Home > Publishers
 
Institutions and copyright PDF Print
Publishers

Recently, research institutions have been taking more of an interest in rights over scholarly works than in the past. Partly, this has been driven by an agenda from governments that encourages institutions to pay greater attention to intellectual property and ownership of outputs. Open Access has, however, also influenced this area.

Institutional managers developing Open Access policies need to find ways of dealing with the copyright issue, primarily because when copyright has been assigned in full to publishers the fate of the work is thereafter outside the control of both the creator and the creator's institution. Where publishers do not permit self-archiving, the work must remain accessible only through a toll and this conflicts with the core academic value of the sharing of knowledge.

As well as authors deciding to retain copyright in their own work, institutions are also beginning to assert some rights, or at least to require their researchers to assign to the institution the right to make a work public on an Open Access basis. If this agreement between institution and researcher pre-dates the creation and publication of the work, the publisher does not have the means to prevent Open Access by self-archiving.

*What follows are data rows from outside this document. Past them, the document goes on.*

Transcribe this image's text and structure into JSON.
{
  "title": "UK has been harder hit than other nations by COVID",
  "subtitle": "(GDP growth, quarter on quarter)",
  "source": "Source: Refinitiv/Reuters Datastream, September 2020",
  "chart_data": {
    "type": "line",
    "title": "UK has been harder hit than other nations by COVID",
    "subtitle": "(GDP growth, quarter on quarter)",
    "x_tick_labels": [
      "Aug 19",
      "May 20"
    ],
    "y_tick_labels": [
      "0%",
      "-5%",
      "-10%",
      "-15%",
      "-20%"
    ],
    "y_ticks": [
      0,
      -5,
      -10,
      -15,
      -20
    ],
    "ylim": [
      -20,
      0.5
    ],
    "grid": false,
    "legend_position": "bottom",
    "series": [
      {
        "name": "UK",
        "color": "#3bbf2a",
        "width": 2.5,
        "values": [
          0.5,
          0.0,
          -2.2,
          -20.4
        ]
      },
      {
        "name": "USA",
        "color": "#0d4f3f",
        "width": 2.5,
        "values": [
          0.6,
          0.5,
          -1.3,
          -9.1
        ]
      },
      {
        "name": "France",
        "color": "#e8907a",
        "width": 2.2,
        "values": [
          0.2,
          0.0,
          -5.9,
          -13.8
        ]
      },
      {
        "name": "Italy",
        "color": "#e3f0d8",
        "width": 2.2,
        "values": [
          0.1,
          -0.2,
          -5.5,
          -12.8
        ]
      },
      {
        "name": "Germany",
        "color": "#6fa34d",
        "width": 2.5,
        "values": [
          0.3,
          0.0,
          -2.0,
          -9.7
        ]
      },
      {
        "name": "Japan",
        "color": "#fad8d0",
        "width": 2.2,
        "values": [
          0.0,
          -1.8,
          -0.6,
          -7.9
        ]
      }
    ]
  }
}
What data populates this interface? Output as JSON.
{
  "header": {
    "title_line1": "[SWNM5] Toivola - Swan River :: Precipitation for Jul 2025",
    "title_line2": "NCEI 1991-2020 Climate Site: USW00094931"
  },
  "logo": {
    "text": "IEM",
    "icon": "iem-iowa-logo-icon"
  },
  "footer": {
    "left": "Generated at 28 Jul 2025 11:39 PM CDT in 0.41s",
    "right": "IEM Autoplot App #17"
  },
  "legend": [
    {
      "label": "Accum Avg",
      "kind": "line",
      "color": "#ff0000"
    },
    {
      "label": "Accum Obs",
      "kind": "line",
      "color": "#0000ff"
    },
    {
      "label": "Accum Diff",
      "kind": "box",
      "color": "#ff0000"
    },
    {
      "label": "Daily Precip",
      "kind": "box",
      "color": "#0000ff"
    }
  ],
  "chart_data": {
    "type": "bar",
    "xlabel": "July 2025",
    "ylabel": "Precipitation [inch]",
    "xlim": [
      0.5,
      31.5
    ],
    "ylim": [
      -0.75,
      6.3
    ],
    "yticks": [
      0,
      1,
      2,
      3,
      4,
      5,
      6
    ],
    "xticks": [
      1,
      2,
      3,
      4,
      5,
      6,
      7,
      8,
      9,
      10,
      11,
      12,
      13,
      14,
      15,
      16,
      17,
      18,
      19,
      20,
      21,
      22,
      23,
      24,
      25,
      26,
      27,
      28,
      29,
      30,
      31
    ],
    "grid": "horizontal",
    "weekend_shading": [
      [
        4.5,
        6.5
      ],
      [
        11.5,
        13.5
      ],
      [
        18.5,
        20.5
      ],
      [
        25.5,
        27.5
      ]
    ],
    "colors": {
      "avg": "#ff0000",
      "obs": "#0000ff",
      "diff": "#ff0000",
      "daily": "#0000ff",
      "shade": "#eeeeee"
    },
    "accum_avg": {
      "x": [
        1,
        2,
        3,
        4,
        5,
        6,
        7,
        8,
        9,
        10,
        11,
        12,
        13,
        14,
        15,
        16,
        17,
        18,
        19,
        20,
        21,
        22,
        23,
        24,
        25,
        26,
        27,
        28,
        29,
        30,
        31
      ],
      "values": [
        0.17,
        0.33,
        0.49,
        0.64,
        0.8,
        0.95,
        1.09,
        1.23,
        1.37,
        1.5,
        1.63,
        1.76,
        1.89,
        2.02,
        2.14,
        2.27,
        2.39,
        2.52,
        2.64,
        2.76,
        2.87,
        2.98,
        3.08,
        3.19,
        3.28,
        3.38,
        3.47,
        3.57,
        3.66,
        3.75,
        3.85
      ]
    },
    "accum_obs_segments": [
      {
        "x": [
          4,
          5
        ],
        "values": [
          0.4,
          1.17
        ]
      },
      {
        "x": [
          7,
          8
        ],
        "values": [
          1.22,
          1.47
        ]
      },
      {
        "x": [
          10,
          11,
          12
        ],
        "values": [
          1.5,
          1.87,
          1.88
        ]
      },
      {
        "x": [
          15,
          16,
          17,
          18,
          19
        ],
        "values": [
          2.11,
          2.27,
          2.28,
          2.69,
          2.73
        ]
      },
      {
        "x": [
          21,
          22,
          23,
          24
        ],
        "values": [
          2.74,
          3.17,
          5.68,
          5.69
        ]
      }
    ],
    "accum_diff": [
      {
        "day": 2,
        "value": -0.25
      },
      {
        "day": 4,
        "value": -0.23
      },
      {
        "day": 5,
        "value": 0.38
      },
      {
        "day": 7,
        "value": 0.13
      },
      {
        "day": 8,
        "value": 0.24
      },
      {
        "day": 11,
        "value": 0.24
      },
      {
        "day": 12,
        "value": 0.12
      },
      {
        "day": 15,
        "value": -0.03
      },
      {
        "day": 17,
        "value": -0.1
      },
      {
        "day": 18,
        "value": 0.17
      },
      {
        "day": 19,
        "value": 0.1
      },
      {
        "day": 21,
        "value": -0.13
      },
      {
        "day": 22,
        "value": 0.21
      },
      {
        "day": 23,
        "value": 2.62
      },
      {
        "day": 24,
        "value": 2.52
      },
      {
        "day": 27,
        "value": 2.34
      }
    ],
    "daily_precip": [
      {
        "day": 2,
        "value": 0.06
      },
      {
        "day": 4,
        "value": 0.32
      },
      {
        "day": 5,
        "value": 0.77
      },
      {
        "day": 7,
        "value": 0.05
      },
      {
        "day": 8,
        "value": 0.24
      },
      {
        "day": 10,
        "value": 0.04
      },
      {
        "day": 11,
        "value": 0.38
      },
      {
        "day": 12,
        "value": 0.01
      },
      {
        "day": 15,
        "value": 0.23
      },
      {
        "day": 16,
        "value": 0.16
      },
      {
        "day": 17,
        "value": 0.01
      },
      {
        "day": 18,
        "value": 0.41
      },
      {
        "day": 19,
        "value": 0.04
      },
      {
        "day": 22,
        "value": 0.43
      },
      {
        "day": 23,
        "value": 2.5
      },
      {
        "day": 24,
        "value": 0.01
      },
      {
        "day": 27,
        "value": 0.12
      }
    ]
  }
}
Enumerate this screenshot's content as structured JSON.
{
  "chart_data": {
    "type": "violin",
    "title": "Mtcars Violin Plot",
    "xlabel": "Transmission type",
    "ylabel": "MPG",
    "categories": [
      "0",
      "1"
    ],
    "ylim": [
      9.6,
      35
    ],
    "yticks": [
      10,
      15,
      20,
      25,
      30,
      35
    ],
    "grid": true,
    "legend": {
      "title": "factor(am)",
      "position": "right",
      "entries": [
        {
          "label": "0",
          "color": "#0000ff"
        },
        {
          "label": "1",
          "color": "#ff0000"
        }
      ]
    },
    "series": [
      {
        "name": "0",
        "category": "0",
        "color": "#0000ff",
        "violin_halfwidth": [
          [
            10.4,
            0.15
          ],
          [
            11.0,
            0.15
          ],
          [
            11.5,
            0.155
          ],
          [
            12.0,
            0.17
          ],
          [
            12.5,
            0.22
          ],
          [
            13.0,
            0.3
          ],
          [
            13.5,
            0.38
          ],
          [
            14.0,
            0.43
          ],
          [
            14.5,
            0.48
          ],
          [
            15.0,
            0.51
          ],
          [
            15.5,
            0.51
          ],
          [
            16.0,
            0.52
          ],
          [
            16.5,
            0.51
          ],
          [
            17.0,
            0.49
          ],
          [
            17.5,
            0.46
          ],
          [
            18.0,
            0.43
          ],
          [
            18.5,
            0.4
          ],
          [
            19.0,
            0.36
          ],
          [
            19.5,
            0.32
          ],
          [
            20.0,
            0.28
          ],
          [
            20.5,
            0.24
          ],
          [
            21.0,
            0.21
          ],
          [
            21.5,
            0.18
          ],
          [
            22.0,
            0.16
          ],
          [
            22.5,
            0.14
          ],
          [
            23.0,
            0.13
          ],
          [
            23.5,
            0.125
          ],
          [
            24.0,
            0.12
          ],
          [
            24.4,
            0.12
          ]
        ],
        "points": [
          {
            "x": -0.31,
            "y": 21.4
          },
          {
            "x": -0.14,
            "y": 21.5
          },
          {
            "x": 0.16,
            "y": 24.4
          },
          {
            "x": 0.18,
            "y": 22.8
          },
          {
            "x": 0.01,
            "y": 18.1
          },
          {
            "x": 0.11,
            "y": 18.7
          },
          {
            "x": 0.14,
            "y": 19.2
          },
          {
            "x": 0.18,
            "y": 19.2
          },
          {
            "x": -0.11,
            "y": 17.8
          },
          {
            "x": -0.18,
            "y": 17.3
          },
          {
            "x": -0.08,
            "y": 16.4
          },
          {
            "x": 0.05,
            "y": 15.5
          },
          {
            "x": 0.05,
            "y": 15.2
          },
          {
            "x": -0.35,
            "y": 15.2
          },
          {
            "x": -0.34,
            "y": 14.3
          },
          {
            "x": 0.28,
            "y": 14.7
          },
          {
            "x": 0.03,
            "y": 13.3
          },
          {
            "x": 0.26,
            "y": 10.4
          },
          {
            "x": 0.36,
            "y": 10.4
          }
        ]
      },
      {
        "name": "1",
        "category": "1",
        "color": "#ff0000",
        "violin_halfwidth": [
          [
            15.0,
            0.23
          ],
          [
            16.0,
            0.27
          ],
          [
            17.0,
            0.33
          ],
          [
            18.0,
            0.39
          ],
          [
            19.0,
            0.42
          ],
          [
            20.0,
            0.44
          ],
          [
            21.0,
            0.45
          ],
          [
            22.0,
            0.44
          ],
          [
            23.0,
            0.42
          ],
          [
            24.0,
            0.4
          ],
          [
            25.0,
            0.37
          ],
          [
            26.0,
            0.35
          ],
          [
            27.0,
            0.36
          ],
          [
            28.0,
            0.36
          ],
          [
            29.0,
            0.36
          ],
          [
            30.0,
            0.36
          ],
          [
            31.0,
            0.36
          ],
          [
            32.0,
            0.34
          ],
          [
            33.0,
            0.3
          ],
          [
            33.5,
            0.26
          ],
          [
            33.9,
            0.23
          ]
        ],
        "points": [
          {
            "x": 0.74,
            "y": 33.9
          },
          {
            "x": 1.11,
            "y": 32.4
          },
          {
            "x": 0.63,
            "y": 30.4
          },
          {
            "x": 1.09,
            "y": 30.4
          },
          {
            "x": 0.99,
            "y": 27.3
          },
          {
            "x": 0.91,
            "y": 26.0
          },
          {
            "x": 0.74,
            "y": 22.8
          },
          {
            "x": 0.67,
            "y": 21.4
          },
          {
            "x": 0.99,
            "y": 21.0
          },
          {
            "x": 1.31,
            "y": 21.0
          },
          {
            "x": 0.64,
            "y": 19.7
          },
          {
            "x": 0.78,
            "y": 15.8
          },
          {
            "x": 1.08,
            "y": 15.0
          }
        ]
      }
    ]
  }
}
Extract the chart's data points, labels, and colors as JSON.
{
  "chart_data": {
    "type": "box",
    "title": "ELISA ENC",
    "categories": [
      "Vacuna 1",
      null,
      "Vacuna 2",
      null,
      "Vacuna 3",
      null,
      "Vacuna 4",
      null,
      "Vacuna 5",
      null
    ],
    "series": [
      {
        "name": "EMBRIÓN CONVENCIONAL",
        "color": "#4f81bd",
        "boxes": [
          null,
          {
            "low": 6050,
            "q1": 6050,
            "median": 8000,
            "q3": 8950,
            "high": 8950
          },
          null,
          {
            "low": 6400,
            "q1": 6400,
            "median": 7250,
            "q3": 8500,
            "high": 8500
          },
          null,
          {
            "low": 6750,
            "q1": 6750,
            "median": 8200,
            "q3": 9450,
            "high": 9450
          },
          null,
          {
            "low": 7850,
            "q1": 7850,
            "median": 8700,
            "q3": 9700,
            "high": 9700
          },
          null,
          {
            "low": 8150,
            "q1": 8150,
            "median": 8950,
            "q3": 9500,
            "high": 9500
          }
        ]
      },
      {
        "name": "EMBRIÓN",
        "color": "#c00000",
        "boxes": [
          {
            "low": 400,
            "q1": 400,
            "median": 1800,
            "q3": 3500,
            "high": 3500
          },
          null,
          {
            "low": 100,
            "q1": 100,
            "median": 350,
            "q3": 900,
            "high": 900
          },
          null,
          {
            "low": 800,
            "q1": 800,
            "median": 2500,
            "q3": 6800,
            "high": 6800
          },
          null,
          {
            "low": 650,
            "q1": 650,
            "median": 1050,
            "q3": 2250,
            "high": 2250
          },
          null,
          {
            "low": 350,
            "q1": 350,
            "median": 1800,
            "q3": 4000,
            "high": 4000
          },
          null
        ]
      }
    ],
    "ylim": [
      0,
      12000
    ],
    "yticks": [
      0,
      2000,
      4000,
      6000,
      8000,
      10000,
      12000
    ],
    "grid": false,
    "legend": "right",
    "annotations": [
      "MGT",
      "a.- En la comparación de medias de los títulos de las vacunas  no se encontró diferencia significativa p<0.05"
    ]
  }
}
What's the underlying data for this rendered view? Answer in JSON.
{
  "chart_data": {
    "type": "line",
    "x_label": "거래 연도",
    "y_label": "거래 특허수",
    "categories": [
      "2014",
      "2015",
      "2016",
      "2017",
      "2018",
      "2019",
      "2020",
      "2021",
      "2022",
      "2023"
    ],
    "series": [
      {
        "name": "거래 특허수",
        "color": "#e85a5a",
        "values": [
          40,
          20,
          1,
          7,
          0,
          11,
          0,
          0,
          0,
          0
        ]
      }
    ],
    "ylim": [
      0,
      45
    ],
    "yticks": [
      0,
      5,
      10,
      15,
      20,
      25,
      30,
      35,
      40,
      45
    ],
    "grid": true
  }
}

One example of such an agreement is the recent Open Access policy from MIT. Within the wording of the policy is this clause:

"Each Faculty member grants to the Massachusetts Institute of Technology nonexclusive permission to make available his or her scholarly articles and to exercise the copyright in those articles for the purpose of open dissemination. In legal terms, each Faculty member grants to MIT a nonexclusive, irrevocable, paid-up, worldwide license to exercise any and all rights under copyright relating to each of his or her scholarly articles, in any medium, provided that the articles are not sold for a profit, and to authorize others to do the same. The policy will apply to all scholarly articles written while the person is a member of the Faculty except for any articles completed before the adoption of this policy and any articles for which the Faculty member entered into an incompatible licensing or assignment agreement before the adoption of this policy."

There are a number of such policies already extant, particularly in US institutions, and most of the recently-announced institutional policies have been of this type. It is likely that this 'institutional non-exclusive licence' form will become the norm for institutional policies in future. This is important for three stakeholder groups. Institutions planning an Open Access policy may find this a helpful approach since it obviates at a stroke one of the major author concerns about self-archiving ("Does my publisher allow me to do this?"). Faculty members acting together to introduce 'ground roots' Open Access policies, such as those that have emerged in recent months from certain faculties at Harvard, Stanford, Oregon State University, the University of Oregon, and from across the whole institution at MIT, may find this formula the best one for their purposes, too. And publishers will need to monitor such policies because authors from institutions with these policies will be coming to them with manuscripts that have prior assignment of self-archiving rights.